Now, I do know that those with dementia have a hard time seeing anything from the perspective of "the other." But even knowing this, what he said floored me.

Everything has now been reduced to whether his willy is satisfied and if it isn't, then we aren't married and have nothing to celebrate. Well, my johnson isn't satisfied either, but I can still love him and honor our time together.

While it has been relatively peaceful on my front for a bit now (I've resigned myself to more of the same), this conversation has emotionally pushed me in ways I didn't expect. And it made me realize just how little I get and get credit for.

Friday, April 20, 2007

588 and obligation

Latest bloodwork for H was good, VL of ~35K and the highest T cell count (588) since he got sick 10 years ago.

Without a long diatribe (must keep entries shorter....), I'm glad for the good bloodwork, but it doesn't really change what is happening at home and how "faded" he is. Faded in the cognitive & participating in life sense, not in the jeans sense.

I do not want the following to be said of me: “You are the type of man that would stay with someone for the rest of his life out of obligation.”

However, I have reason to be worried, I think.

Tuesday, April 17, 2007

Caring styles

For a long time now, I've struggled with learning how to live with someone who has dementia and the occasional delusion.

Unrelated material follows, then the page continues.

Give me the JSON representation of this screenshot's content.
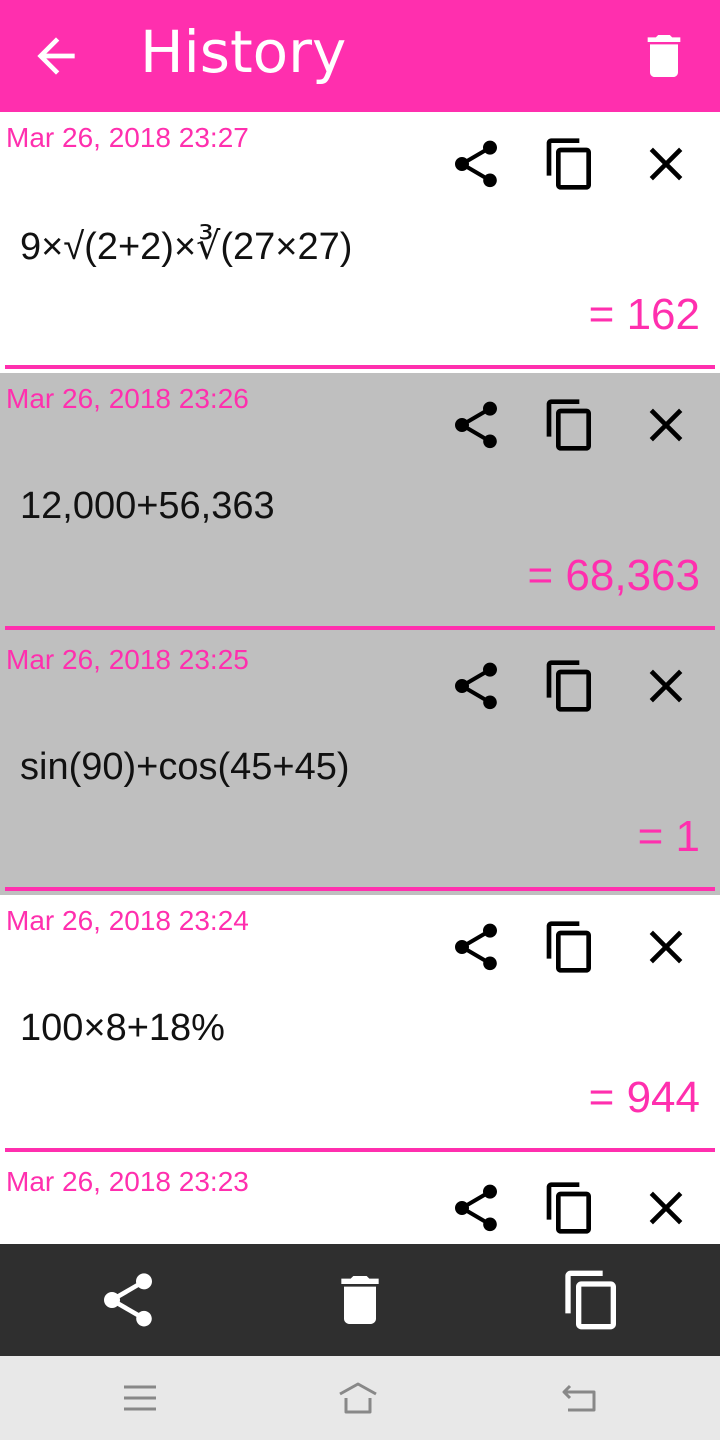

And how to love him and care for him.

A big part of this is learning to react, or rather, catching myself before I react with my gut.

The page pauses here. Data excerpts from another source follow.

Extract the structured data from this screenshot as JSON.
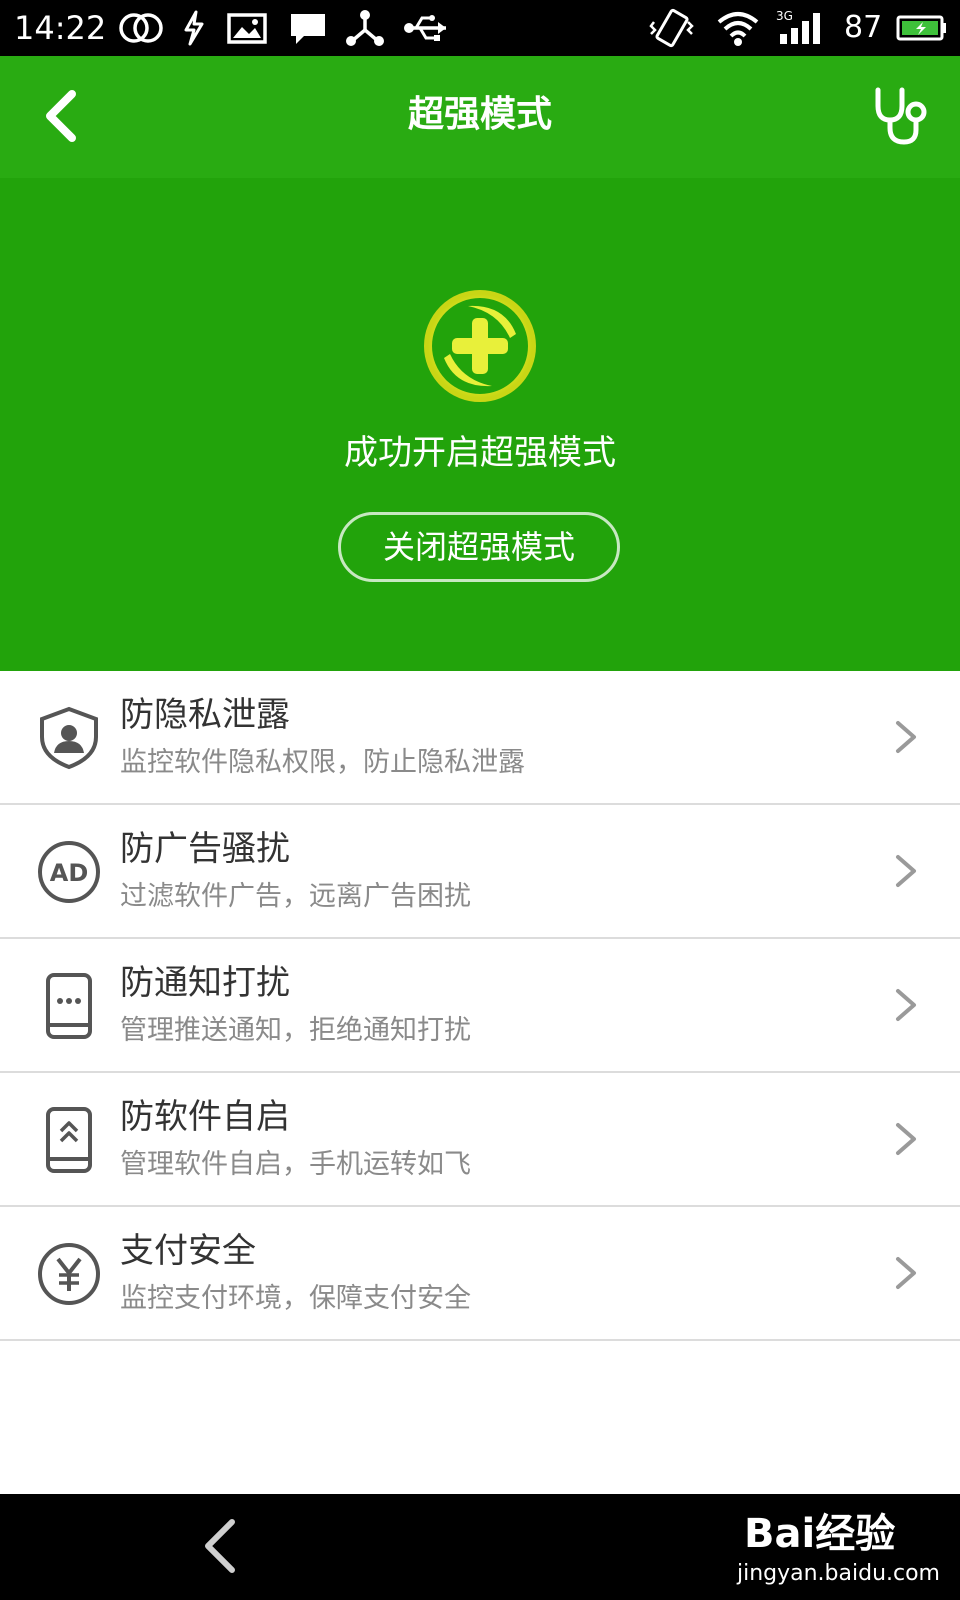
{
  "status_bar": {
    "time": "14:22",
    "battery_percent": "87",
    "icons": [
      "circles-icon",
      "bolt-icon",
      "image-icon",
      "message-icon",
      "share-icon",
      "usb-icon",
      "vibrate-icon",
      "wifi-icon",
      "signal-3g-icon",
      "battery-icon"
    ],
    "network_label": "3G"
  },
  "app_bar": {
    "title": "超强模式",
    "back_icon": "back-chevron-icon",
    "action_icon": "stethoscope-icon"
  },
  "hero": {
    "logo_icon": "plus-shield-logo",
    "status_text": "成功开启超强模式",
    "button_label": "关闭超强模式"
  },
  "features": [
    {
      "icon": "shield-user-icon",
      "title": "防隐私泄露",
      "subtitle": "监控软件隐私权限，防止隐私泄露"
    },
    {
      "icon": "ad-icon",
      "title": "防广告骚扰",
      "subtitle": "过滤软件广告，远离广告困扰"
    },
    {
      "icon": "phone-notify-icon",
      "title": "防通知打扰",
      "subtitle": "管理推送通知，拒绝通知打扰"
    },
    {
      "icon": "phone-autostart-icon",
      "title": "防软件自启",
      "subtitle": "管理软件自启，手机运转如飞"
    },
    {
      "icon": "yuan-icon",
      "title": "支付安全",
      "subtitle": "监控支付环境，保障支付安全"
    }
  ],
  "nav_bar": {
    "back_icon": "nav-back-icon"
  },
  "watermark": {
    "brand": "Bai经验",
    "url": "jingyan.baidu.com"
  },
  "colors": {
    "app_bar": "#29ab12",
    "hero": "#22a30b",
    "logo_yellow": "#e8f03a"
  }
}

So, when H comes to me and says he doesn't know how to operate his cell phone, well, I react with shock, dismay, and worry...and more than a bit of frustration (He thinks I'm angry at him, but I'm not.)

Awhile ago, I learned in a caregiving class (thank goodness for those!) that if someone is delusional, you can argue with them all you want, but they BELIEVE what they are saying is true and nothing you say will change that.

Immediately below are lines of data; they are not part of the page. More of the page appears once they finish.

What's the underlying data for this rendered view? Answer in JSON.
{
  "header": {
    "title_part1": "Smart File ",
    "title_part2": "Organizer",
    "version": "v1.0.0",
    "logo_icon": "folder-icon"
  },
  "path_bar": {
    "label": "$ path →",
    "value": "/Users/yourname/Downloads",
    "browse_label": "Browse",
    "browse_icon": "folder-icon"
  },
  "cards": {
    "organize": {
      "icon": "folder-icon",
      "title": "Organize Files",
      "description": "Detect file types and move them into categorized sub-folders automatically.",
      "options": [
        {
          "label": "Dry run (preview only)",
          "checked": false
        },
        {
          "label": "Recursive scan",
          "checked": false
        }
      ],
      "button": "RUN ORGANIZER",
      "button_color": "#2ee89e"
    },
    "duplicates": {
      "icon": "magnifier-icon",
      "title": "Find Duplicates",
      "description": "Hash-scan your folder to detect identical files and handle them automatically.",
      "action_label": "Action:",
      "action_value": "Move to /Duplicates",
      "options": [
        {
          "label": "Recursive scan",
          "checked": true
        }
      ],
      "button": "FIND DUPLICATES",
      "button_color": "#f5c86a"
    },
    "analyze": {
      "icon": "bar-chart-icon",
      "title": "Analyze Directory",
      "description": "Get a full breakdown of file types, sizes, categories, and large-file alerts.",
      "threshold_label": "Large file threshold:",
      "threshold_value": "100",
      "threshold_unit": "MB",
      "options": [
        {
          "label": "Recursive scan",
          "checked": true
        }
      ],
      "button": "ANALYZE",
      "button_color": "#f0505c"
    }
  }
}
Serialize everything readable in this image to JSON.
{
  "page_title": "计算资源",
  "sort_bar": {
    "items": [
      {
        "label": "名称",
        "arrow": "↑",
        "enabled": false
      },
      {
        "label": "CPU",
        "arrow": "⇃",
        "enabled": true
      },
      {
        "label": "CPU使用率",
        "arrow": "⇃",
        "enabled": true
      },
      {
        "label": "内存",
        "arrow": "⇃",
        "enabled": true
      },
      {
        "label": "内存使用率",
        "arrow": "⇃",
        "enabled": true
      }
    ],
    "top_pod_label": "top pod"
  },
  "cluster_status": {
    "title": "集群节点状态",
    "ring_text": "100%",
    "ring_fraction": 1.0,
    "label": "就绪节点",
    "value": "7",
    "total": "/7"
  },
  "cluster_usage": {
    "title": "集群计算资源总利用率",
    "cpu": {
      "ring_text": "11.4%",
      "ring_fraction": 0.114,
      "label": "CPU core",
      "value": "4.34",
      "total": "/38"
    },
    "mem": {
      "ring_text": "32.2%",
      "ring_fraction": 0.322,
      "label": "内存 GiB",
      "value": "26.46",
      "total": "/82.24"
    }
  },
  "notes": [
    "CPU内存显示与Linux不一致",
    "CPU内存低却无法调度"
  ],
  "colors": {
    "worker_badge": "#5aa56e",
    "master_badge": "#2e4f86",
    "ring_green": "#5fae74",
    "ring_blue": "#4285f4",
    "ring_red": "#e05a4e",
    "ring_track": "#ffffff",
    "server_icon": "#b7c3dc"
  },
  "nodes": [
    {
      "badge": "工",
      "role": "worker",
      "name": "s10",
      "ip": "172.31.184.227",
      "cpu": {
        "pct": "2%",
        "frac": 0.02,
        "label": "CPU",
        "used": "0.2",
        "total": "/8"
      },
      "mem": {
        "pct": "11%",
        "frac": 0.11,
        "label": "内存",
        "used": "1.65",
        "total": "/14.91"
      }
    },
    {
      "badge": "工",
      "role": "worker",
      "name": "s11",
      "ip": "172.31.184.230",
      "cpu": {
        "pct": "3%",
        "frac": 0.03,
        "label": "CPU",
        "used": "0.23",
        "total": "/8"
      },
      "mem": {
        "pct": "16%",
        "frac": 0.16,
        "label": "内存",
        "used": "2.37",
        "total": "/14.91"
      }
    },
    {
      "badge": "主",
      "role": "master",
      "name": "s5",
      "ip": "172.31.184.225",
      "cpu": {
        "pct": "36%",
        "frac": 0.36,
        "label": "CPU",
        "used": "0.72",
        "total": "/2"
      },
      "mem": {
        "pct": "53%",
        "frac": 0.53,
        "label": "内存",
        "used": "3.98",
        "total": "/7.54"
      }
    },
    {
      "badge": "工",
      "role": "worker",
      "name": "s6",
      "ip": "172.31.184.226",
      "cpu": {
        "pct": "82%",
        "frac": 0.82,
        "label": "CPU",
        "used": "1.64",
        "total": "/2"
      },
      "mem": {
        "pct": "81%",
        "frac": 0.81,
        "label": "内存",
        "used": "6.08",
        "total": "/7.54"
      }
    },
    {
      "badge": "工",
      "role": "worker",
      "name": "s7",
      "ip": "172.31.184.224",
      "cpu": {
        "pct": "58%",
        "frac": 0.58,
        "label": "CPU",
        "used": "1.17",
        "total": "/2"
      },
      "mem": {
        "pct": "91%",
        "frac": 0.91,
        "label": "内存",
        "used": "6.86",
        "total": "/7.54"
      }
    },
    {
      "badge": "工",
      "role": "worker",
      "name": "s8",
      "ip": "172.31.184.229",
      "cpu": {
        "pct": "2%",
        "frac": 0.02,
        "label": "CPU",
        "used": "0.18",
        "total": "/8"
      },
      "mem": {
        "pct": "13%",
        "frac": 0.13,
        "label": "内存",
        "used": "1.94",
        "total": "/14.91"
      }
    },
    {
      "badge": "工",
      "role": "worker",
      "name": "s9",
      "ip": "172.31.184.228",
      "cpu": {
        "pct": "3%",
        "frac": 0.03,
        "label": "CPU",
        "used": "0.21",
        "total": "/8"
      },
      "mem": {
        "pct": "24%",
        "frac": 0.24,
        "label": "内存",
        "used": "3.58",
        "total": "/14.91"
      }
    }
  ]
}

I've also recently learned that the style of caregiving affects the agitation level of he ill person.

If I react with a caring nature or a parental nature, then the ill person is less likely to become agitated than if I react and get agitated, worried, or angry. Now, those feelings are very real when things happen like he can't use his cell phone, forgot how to play chess, or doesn't remember the back routes through our neighborhood of 20+ years.

I am worried and afraid and angry and and and...normal human reaction to seeing someone you love decline. This is the partner part.

But as his caregiver, when I show those feelings, he gets agitated, worried, and generally upset (he thinks I'm mad at him or worse, that I want to divorce him).

So, I try not to show those feelings to him. I do believe that relationships are partially based on emotional honesty, but yet that isn't "indicated" in this case.

It's easier to have a caring or parenting style when the person is not your partner, I think. Then you can focus on the needs of that person. But as his partner, I have my own stuff about how he's doing...but that isn't something I can share with him.

How much can you withold from your partner and still claim that they really are your partner?